It's very easy to attribute America's place in the world to our creation myths. You know, things like "Manifest Destiny", frontier spirit, "Don't Tread on Me", or even the honor-cruelty dichotomy of America's warrior hicks Jacksonians. The truth of course much more complex than what we like to tell ourselves. I would like to emphasize that one of the structural reasons that has made America strong is shared by all the countries of the West. I like to call it Sustainable Development. It's a confusing term, really. I don't mean that form of environmentalism that restricts entrepenuership in the service of a condescending worldview.
To me it's a more organic notion. It means that economic activity is self-perpetuating. That longevity is not due to adherence to psuedoscientifc truisms, but instead to the very nature of the economic activity. Kind of like, planting trees to replace the ones you log, only so that you can log them and replace them again. Or making cars cheap enough, and paying your employees more than enough to make sure that your cars become indispensible. In government that means following reasonably sane anti-trust policies, and ensuring a level playing field for healthy competition (not just targeting your campaing contibutor's rival that's kicking his -- and everyone else's -- ass).

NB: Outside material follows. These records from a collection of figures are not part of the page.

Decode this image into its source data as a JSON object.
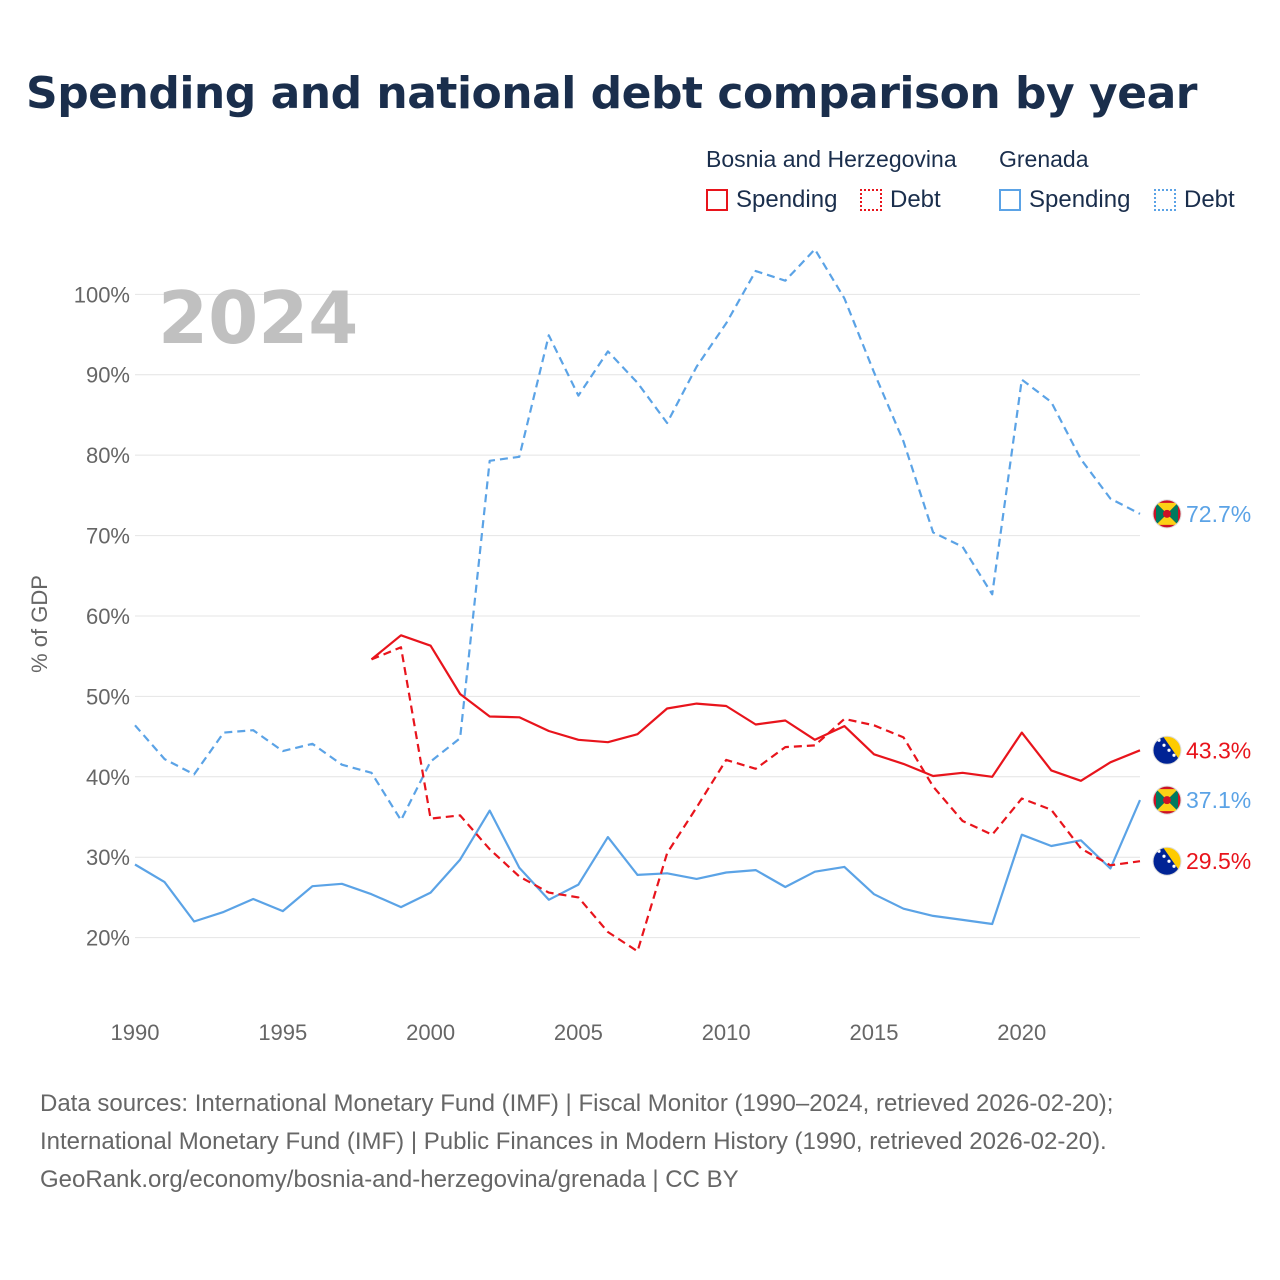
{
  "title": "Spending and national debt comparison by year",
  "legend": {
    "groups": [
      {
        "name": "Bosnia and Herzegovina",
        "spending_label": "Spending",
        "debt_label": "Debt",
        "color": "#e8141c"
      },
      {
        "name": "Grenada",
        "spending_label": "Spending",
        "debt_label": "Debt",
        "color": "#5ba3e6"
      }
    ]
  },
  "year_label": "2024",
  "footer": {
    "line1": "Data sources: International Monetary Fund (IMF) | Fiscal Monitor (1990–2024, retrieved 2026-02-20);",
    "line2": "International Monetary Fund (IMF) | Public Finances in Modern History (1990, retrieved 2026-02-20).",
    "line3": "GeoRank.org/economy/bosnia-and-herzegovina/grenada | CC BY"
  },
  "chart_data": {
    "type": "line",
    "title": "Spending and national debt comparison by year",
    "xlabel": "",
    "ylabel": "% of GDP",
    "xlim": [
      1990,
      2024
    ],
    "ylim": [
      11,
      108
    ],
    "x_ticks": [
      1990,
      1995,
      2000,
      2005,
      2010,
      2015,
      2020
    ],
    "y_ticks": [
      20,
      30,
      40,
      50,
      60,
      70,
      80,
      90,
      100
    ],
    "y_tick_labels": [
      "20%",
      "30%",
      "40%",
      "50%",
      "60%",
      "70%",
      "80%",
      "90%",
      "100%"
    ],
    "series": [
      {
        "name": "Grenada Debt",
        "country": "Grenada",
        "metric": "Debt",
        "color": "#5ba3e6",
        "dashed": true,
        "end_label": "72.7%",
        "flag": "grenada",
        "x": [
          1990,
          1991,
          1992,
          1993,
          1994,
          1995,
          1996,
          1997,
          1998,
          1999,
          2000,
          2001,
          2002,
          2003,
          2004,
          2005,
          2006,
          2007,
          2008,
          2009,
          2010,
          2011,
          2012,
          2013,
          2014,
          2015,
          2016,
          2017,
          2018,
          2019,
          2020,
          2021,
          2022,
          2023,
          2024
        ],
        "y": [
          46.4,
          42.2,
          40.3,
          45.5,
          45.8,
          43.2,
          44.1,
          41.5,
          40.5,
          34.6,
          41.9,
          44.8,
          79.3,
          79.8,
          94.9,
          87.4,
          92.9,
          89.0,
          84.0,
          91.0,
          96.4,
          102.9,
          101.7,
          105.6,
          99.5,
          90.3,
          81.7,
          70.4,
          68.6,
          62.7,
          89.4,
          86.6,
          79.5,
          74.6,
          72.7
        ]
      },
      {
        "name": "Grenada Spending",
        "country": "Grenada",
        "metric": "Spending",
        "color": "#5ba3e6",
        "dashed": false,
        "end_label": "37.1%",
        "flag": "grenada",
        "x": [
          1990,
          1991,
          1992,
          1993,
          1994,
          1995,
          1996,
          1997,
          1998,
          1999,
          2000,
          2001,
          2002,
          2003,
          2004,
          2005,
          2006,
          2007,
          2008,
          2009,
          2010,
          2011,
          2012,
          2013,
          2014,
          2015,
          2016,
          2017,
          2018,
          2019,
          2020,
          2021,
          2022,
          2023,
          2024
        ],
        "y": [
          29.1,
          26.9,
          22.0,
          23.2,
          24.8,
          23.3,
          26.4,
          26.7,
          25.4,
          23.8,
          25.6,
          29.7,
          35.8,
          28.7,
          24.7,
          26.6,
          32.5,
          27.8,
          28.0,
          27.3,
          28.1,
          28.4,
          26.3,
          28.2,
          28.8,
          25.4,
          23.6,
          22.7,
          22.2,
          21.7,
          32.8,
          31.4,
          32.1,
          28.6,
          37.1
        ]
      },
      {
        "name": "Bosnia and Herzegovina Spending",
        "country": "Bosnia and Herzegovina",
        "metric": "Spending",
        "color": "#e8141c",
        "dashed": false,
        "end_label": "43.3%",
        "flag": "bosnia",
        "x": [
          1998,
          1999,
          2000,
          2001,
          2002,
          2003,
          2004,
          2005,
          2006,
          2007,
          2008,
          2009,
          2010,
          2011,
          2012,
          2013,
          2014,
          2015,
          2016,
          2017,
          2018,
          2019,
          2020,
          2021,
          2022,
          2023,
          2024
        ],
        "y": [
          54.6,
          57.6,
          56.3,
          50.3,
          47.5,
          47.4,
          45.7,
          44.6,
          44.3,
          45.3,
          48.5,
          49.1,
          48.8,
          46.5,
          47.0,
          44.6,
          46.3,
          42.8,
          41.6,
          40.1,
          40.5,
          40.0,
          45.5,
          40.8,
          39.5,
          41.8,
          43.3
        ]
      },
      {
        "name": "Bosnia and Herzegovina Debt",
        "country": "Bosnia and Herzegovina",
        "metric": "Debt",
        "color": "#e8141c",
        "dashed": true,
        "end_label": "29.5%",
        "flag": "bosnia",
        "x": [
          1998,
          1999,
          2000,
          2001,
          2002,
          2003,
          2004,
          2005,
          2006,
          2007,
          2008,
          2009,
          2010,
          2011,
          2012,
          2013,
          2014,
          2015,
          2016,
          2017,
          2018,
          2019,
          2020,
          2021,
          2022,
          2023,
          2024
        ],
        "y": [
          54.6,
          56.1,
          34.8,
          35.2,
          31.0,
          27.6,
          25.6,
          25.0,
          20.7,
          18.3,
          30.5,
          36.2,
          42.1,
          41.0,
          43.7,
          43.9,
          47.2,
          46.4,
          44.9,
          38.8,
          34.5,
          32.8,
          37.3,
          35.9,
          31.1,
          29.0,
          29.5
        ]
      }
    ]
  }
}
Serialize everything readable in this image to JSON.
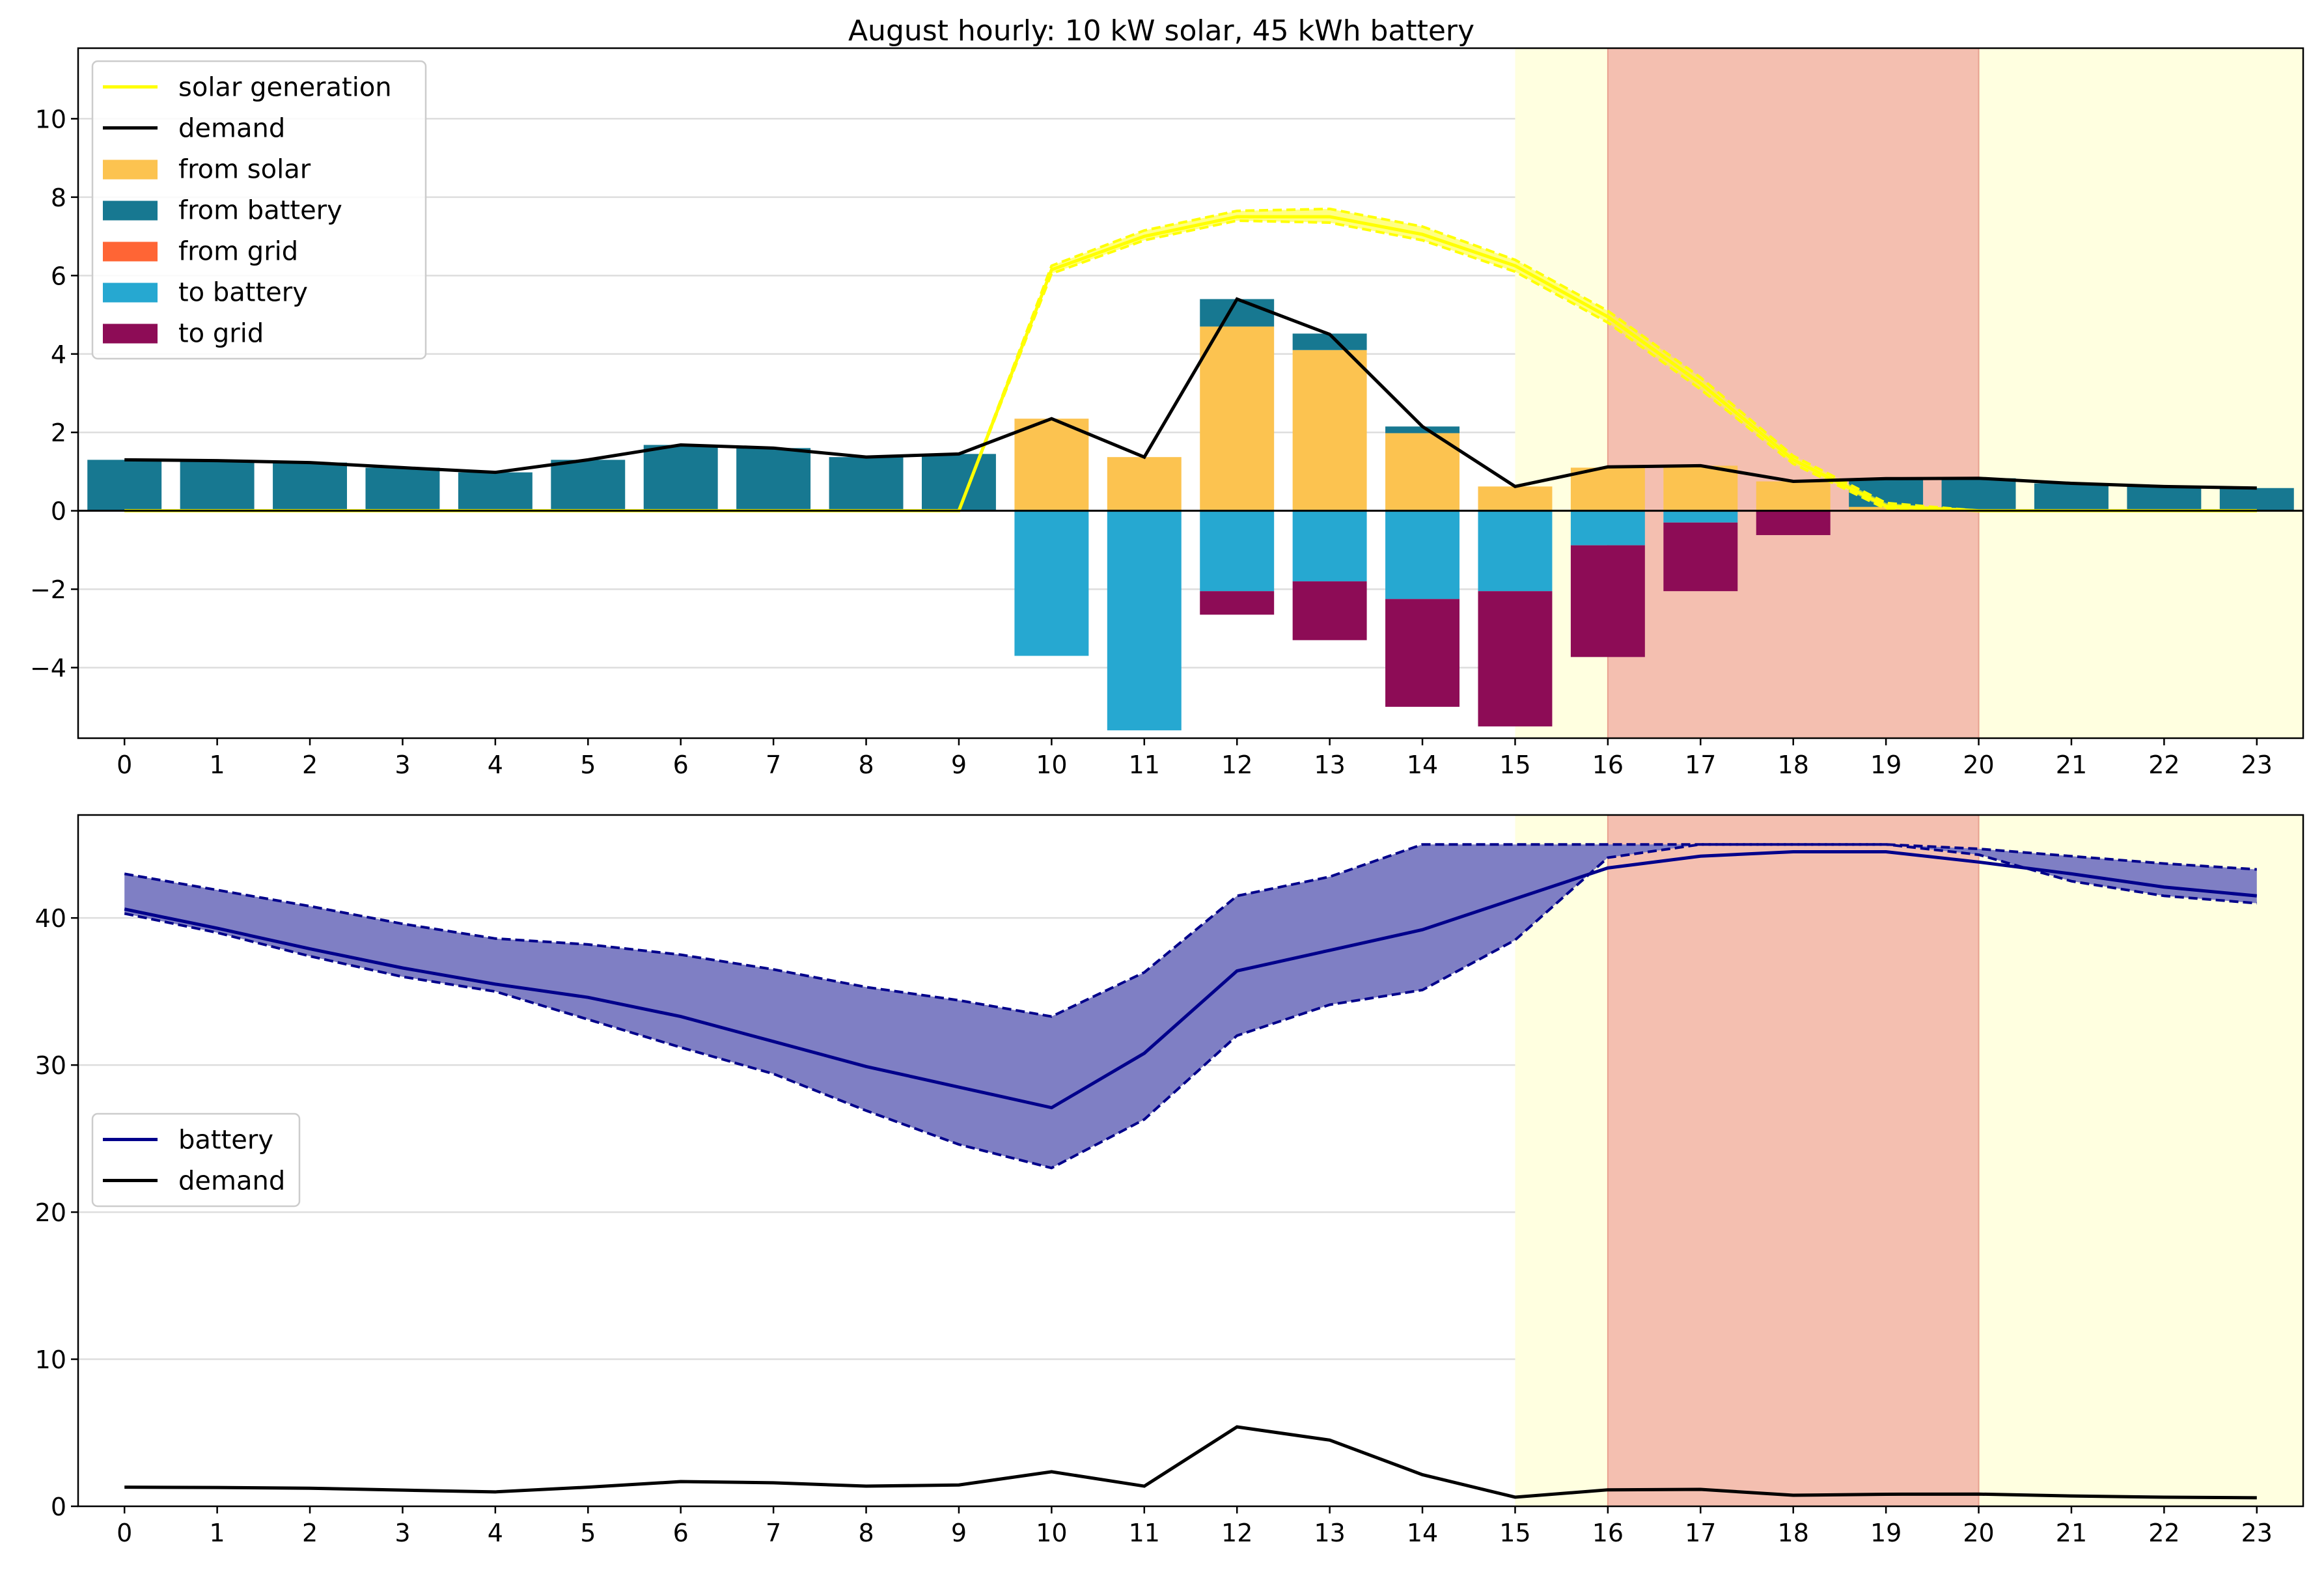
{
  "title": "August hourly: 10 kW solar, 45 kWh battery",
  "colors": {
    "solar_line": "#ffff00",
    "solar_band": "#ffff33",
    "demand": "#000000",
    "from_solar": "#fcc350",
    "from_battery": "#177891",
    "from_grid": "#ff6535",
    "to_battery": "#26a8d1",
    "to_grid": "#8d0c56",
    "battery": "#00008b",
    "battery_band": "#7f7fc4",
    "offpeak_shade": "#ffffe0",
    "peak_shade": "#f4bfb0",
    "grid": "#dddddd"
  },
  "chart_data": [
    {
      "type": "bar",
      "x": [
        0,
        1,
        2,
        3,
        4,
        5,
        6,
        7,
        8,
        9,
        10,
        11,
        12,
        13,
        14,
        15,
        16,
        17,
        18,
        19,
        20,
        21,
        22,
        23
      ],
      "ylim": [
        -5.8,
        11.8
      ],
      "yticks": [
        -4,
        -2,
        0,
        2,
        4,
        6,
        8,
        10
      ],
      "grid": true,
      "legend": "top-left",
      "shaded_regions": [
        {
          "from": 15,
          "to": 23.5,
          "kind": "shoulder"
        },
        {
          "from": 16,
          "to": 20,
          "kind": "peak"
        }
      ],
      "series": [
        {
          "name": "solar generation",
          "kind": "line",
          "color_key": "solar_line",
          "values": [
            0,
            0,
            0,
            0,
            0,
            0,
            0,
            0,
            0,
            0,
            6.15,
            7.0,
            7.5,
            7.5,
            7.05,
            6.25,
            4.95,
            3.25,
            1.3,
            0.12,
            0,
            0,
            0,
            0
          ],
          "band_upper": [
            0,
            0,
            0,
            0,
            0,
            0,
            0,
            0,
            0,
            0,
            6.25,
            7.15,
            7.65,
            7.7,
            7.25,
            6.4,
            5.1,
            3.4,
            1.4,
            0.2,
            0,
            0,
            0,
            0
          ],
          "band_lower": [
            0,
            0,
            0,
            0,
            0,
            0,
            0,
            0,
            0,
            0,
            6.05,
            6.9,
            7.4,
            7.35,
            6.9,
            6.1,
            4.8,
            3.1,
            1.2,
            0.05,
            0,
            0,
            0,
            0
          ]
        },
        {
          "name": "demand",
          "kind": "line",
          "color_key": "demand",
          "values": [
            1.3,
            1.28,
            1.23,
            1.1,
            0.98,
            1.3,
            1.68,
            1.6,
            1.37,
            1.45,
            2.35,
            1.37,
            5.4,
            4.5,
            2.15,
            0.62,
            1.12,
            1.15,
            0.75,
            0.82,
            0.83,
            0.7,
            0.62,
            0.58
          ]
        },
        {
          "name": "from solar",
          "kind": "bar",
          "color_key": "from_solar",
          "values": [
            0,
            0,
            0,
            0,
            0,
            0,
            0,
            0,
            0,
            0,
            2.35,
            1.37,
            4.7,
            4.1,
            1.98,
            0.62,
            1.1,
            1.15,
            0.75,
            0.1,
            0,
            0,
            0,
            0
          ]
        },
        {
          "name": "from battery",
          "kind": "bar",
          "color_key": "from_battery",
          "values": [
            1.3,
            1.28,
            1.23,
            1.1,
            0.98,
            1.3,
            1.68,
            1.6,
            1.37,
            1.45,
            0,
            0,
            0.7,
            0.42,
            0.17,
            0,
            0,
            0,
            0,
            0.72,
            0.83,
            0.7,
            0.62,
            0.58
          ]
        },
        {
          "name": "from grid",
          "kind": "bar",
          "color_key": "from_grid",
          "values": [
            0,
            0,
            0,
            0,
            0,
            0,
            0,
            0,
            0,
            0,
            0,
            0,
            0,
            0,
            0,
            0,
            0,
            0,
            0,
            0,
            0,
            0,
            0,
            0
          ]
        },
        {
          "name": "to battery",
          "kind": "bar",
          "color_key": "to_battery",
          "values": [
            0,
            0,
            0,
            0,
            0,
            0,
            0,
            0,
            0,
            0,
            -3.7,
            -5.6,
            -2.05,
            -1.8,
            -2.25,
            -2.05,
            -0.88,
            -0.3,
            0,
            0,
            0,
            0,
            0,
            0
          ]
        },
        {
          "name": "to grid",
          "kind": "bar",
          "color_key": "to_grid",
          "values": [
            0,
            0,
            0,
            0,
            0,
            0,
            0,
            0,
            0,
            0,
            0,
            0,
            -0.6,
            -1.5,
            -2.75,
            -3.45,
            -2.85,
            -1.75,
            -0.62,
            0,
            0,
            0,
            0,
            0
          ]
        }
      ]
    },
    {
      "type": "area",
      "x": [
        0,
        1,
        2,
        3,
        4,
        5,
        6,
        7,
        8,
        9,
        10,
        11,
        12,
        13,
        14,
        15,
        16,
        17,
        18,
        19,
        20,
        21,
        22,
        23
      ],
      "ylim": [
        0,
        47
      ],
      "yticks": [
        0,
        10,
        20,
        30,
        40
      ],
      "grid": true,
      "legend": "center-left",
      "shaded_regions": [
        {
          "from": 15,
          "to": 23.5,
          "kind": "shoulder"
        },
        {
          "from": 16,
          "to": 20,
          "kind": "peak"
        }
      ],
      "series": [
        {
          "name": "battery",
          "kind": "line",
          "color_key": "battery",
          "values": [
            40.6,
            39.3,
            37.9,
            36.6,
            35.5,
            34.6,
            33.3,
            31.6,
            29.9,
            28.5,
            27.1,
            30.8,
            36.4,
            37.8,
            39.2,
            41.3,
            43.4,
            44.2,
            44.5,
            44.5,
            43.8,
            43.0,
            42.1,
            41.5
          ],
          "band_upper": [
            43.0,
            41.9,
            40.8,
            39.6,
            38.6,
            38.2,
            37.5,
            36.5,
            35.3,
            34.4,
            33.3,
            36.3,
            41.5,
            42.8,
            45.0,
            45.0,
            45.0,
            45.0,
            45.0,
            45.0,
            44.7,
            44.2,
            43.7,
            43.3
          ],
          "band_lower": [
            40.3,
            39.0,
            37.4,
            36.0,
            35.0,
            33.1,
            31.2,
            29.4,
            26.9,
            24.6,
            23.0,
            26.3,
            32.0,
            34.1,
            35.1,
            38.5,
            44.1,
            45.0,
            45.0,
            45.0,
            44.3,
            42.5,
            41.5,
            41.0
          ]
        },
        {
          "name": "demand",
          "kind": "line",
          "color_key": "demand",
          "values": [
            1.3,
            1.28,
            1.23,
            1.1,
            0.98,
            1.3,
            1.68,
            1.6,
            1.37,
            1.45,
            2.35,
            1.37,
            5.4,
            4.5,
            2.15,
            0.62,
            1.12,
            1.15,
            0.75,
            0.82,
            0.83,
            0.7,
            0.62,
            0.58
          ]
        }
      ]
    }
  ]
}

This is not a viewpoint exhbited by Liberian President Taylor's Life of Crime. After he came to power, he wrecked his country so that he could be rich. Then he pissed off all of his neighbors. What a jackass. But it serves to highlight a basic, and most fundamental difference betweent the West and the Rest: When we compete to see who's at the top we don't screw it up for everybody else, because that only undermines the winner's future growth and destroys potential. Bernard Lewis illuminates the difference far better than I do as he contemplates economics and government corruption in What Went Wrong?, pg. 63:
In the West, one makes money in the market, and uses it to buy or influence power. In the East, one siezes power, and uses it to make money. Morally there is no difference from the two, but their impact on the economy and on the polity is very different.